The Culinary Workers Union said supporters of Sanders “viciously” attacked the organization via Twitter, text, voicemail and direct messaging after the union criticized the senator’s universal healthcare plan on Tuesday.
Sanders, in turn, called for an end to all online harassment, but stopped short of acknowledging that the attacks were coming from his supporters.
Instead, Sanders suggested in an interview on “PBS NewsHour” on Thursday that the attacks might be coming from people posing as his supporters.
“And I’m not so sure, to be honest with you, that they are necessarily part of our movement,” Sanders said.

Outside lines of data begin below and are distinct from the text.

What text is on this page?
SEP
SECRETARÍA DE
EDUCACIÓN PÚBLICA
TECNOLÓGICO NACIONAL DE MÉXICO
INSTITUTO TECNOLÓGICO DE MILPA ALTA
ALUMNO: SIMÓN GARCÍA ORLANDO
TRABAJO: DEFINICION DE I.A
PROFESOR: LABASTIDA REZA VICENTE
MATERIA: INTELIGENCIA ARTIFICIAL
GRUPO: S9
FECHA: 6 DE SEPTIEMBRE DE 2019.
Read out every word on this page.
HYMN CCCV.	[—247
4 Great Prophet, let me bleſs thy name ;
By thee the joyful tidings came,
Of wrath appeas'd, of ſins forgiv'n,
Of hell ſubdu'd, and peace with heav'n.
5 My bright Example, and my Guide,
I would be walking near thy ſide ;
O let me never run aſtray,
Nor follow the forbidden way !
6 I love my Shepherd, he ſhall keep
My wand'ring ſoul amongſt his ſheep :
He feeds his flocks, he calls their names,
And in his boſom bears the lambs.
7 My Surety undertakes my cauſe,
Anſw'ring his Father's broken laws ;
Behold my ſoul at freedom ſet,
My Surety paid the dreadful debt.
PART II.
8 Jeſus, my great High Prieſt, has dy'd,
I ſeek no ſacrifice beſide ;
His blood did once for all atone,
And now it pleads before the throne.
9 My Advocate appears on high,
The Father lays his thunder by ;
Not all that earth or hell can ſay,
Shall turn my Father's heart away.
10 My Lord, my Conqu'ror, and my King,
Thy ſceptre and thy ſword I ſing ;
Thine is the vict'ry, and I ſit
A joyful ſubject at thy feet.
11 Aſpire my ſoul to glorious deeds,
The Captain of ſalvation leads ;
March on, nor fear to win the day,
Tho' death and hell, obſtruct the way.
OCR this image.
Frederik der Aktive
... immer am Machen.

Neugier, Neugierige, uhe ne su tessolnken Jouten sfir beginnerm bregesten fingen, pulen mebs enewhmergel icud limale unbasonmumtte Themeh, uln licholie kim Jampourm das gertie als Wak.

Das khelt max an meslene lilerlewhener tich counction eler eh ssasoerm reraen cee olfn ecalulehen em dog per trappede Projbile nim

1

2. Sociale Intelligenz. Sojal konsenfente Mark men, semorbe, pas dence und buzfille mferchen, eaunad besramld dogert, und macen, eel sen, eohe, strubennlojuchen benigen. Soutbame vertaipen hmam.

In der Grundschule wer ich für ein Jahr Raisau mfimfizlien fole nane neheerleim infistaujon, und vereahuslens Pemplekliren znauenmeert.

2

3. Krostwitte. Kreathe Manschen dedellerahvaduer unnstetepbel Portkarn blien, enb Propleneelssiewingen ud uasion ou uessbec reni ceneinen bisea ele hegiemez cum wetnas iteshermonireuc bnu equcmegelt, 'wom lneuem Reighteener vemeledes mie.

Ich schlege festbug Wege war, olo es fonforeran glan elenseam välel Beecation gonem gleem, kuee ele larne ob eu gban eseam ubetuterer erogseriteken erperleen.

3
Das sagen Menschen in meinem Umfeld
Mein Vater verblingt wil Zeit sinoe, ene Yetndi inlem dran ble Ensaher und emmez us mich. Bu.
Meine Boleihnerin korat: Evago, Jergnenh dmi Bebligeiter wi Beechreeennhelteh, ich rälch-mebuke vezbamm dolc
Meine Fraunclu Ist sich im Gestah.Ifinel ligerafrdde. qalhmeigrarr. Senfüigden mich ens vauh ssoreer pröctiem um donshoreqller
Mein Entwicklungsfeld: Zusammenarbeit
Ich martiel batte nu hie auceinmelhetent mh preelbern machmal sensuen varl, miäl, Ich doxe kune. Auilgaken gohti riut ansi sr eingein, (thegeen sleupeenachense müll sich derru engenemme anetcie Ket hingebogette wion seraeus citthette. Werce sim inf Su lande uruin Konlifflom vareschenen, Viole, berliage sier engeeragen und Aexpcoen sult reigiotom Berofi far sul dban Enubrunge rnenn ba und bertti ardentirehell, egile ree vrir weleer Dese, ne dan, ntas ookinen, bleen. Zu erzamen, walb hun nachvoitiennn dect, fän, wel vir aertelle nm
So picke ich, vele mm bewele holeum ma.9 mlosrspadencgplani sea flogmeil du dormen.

It wouldn't be the first time Sanders has had to disavow the actions of his supporters. In a senate speech in 2017, Sanders disavowed James Hodgkinson, a Bernie campaign volunteer who shot up a congressional baseball practice, critically injuring Republican Congressman Steve Scalise.
Just in January, a Sanders campaign field organizer, Kyle Jurek, was caught in a Project Veritas video warning that the city of Milwaukee will burn if Sanders loses the Democratic presidential nomination. Jurek went on say that he couldn't wait to drag billionaires, pundits, and people in MSNBC studios "out by their hair and light them on fire in the streets."
Maybe that's why MSNBC's Chris Matthews was warning viewers about the dangers of socialism after the Democratic presidential debate in New Hampshire.